Programmatic Middleware via from_config()

Use the middleware= keyword argument to inject middleware programmatically, bypassing config-driven middleware construction:

from dataknobs_bots import DynaBot
from dataknobs_bots.middleware import CostTrackingMiddleware, LoggingMiddleware

cost_tracker = CostTrackingMiddleware()
logger_mw = LoggingMiddleware(json_format=True)

bot = await DynaBot.from_config(
    config,
    middleware=[cost_tracker, logger_mw],  # Overrides config middleware
)

When middleware= is passed, it completely replaces any middleware defined in the config dict. Pass middleware=[] to explicitly disable all middleware.

Best Practices

  1. Use Unified Hooks: Prefer on_turn_start and after_turn over legacy hooks.
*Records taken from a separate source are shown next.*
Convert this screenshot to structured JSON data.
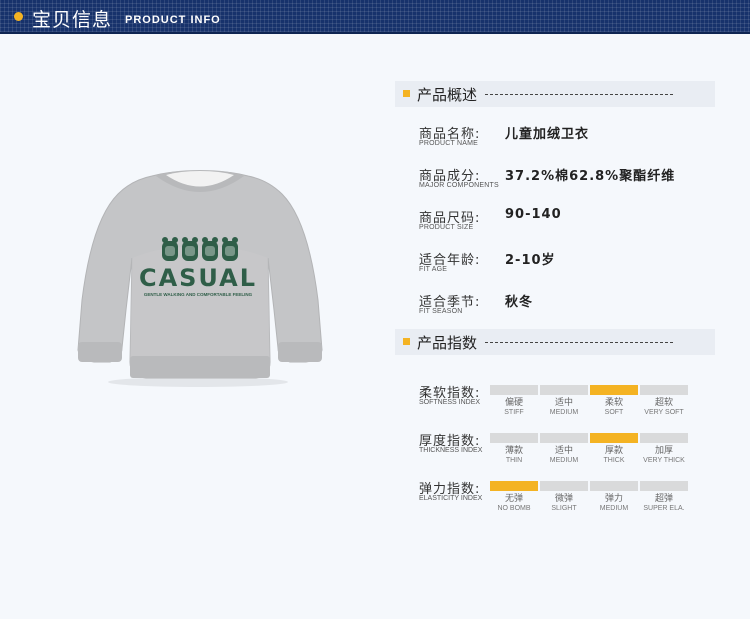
{
  "header": {
    "title": "宝贝信息",
    "subtitle": "PRODUCT INFO"
  },
  "product_image": {
    "icon": "sweatshirt-image",
    "print_text": "CASUAL",
    "print_small_text": "GENTLE WALKING AND COMFORTABLE FEELING",
    "colors": {
      "fabric": "#c4c5c7",
      "print": "#2f5e48",
      "collar": "#f2f2f2"
    }
  },
  "overview": {
    "title": "产品概述",
    "rows": [
      {
        "zh": "商品名称:",
        "en": "PRODUCT NAME",
        "value": "儿童加绒卫衣"
      },
      {
        "zh": "商品成分:",
        "en": "MAJOR COMPONENTS",
        "value": "37.2%棉62.8%聚酯纤维"
      },
      {
        "zh": "商品尺码:",
        "en": "PRODUCT SIZE",
        "value": "90-140"
      },
      {
        "zh": "适合年龄:",
        "en": "FIT AGE",
        "value": "2-10岁"
      },
      {
        "zh": "适合季节:",
        "en": "FIT SEASON",
        "value": "秋冬"
      }
    ]
  },
  "index": {
    "title": "产品指数",
    "rows": [
      {
        "zh": "柔软指数:",
        "en": "SOFTNESS INDEX",
        "selected": 2,
        "levels": [
          {
            "zh": "偏硬",
            "en": "STIFF"
          },
          {
            "zh": "适中",
            "en": "MEDIUM"
          },
          {
            "zh": "柔软",
            "en": "SOFT"
          },
          {
            "zh": "超软",
            "en": "VERY SOFT"
          }
        ]
      },
      {
        "zh": "厚度指数:",
        "en": "THICKNESS INDEX",
        "selected": 2,
        "levels": [
          {
            "zh": "薄款",
            "en": "THIN"
          },
          {
            "zh": "适中",
            "en": "MEDIUM"
          },
          {
            "zh": "厚款",
            "en": "THICK"
          },
          {
            "zh": "加厚",
            "en": "VERY THICK"
          }
        ]
      },
      {
        "zh": "弹力指数:",
        "en": "ELASTICITY INDEX",
        "selected": 0,
        "levels": [
          {
            "zh": "无弹",
            "en": "NO BOMB"
          },
          {
            "zh": "微弹",
            "en": "SLIGHT"
          },
          {
            "zh": "弹力",
            "en": "MEDIUM"
          },
          {
            "zh": "超弹",
            "en": "SUPER ELA."
          }
        ]
      }
    ]
  },
  "colors": {
    "header": "#17326b",
    "accent": "#f4b323",
    "inactive_bar": "#d9dadb"
  }
}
They provide the full TurnState and work uniformly across all turn types.

  2. Order Matters: Middleware executes in list order. on_turn_start message transforms chain: each middleware receives the message as modified by the previous one.

  3. Namespace plugin_data: Use dotted keys ("pii.mappings", "session.db") to avoid collisions between middleware.

  4. Error Handling: Implement on_error for request failures and on_hook_error for middleware infrastructure failures.

  5. Performance: Keep middleware lightweight. Offload heavy processing to background tasks.

  6. Testing: Use BotTestHarness with middleware=[...] to test middleware in integration.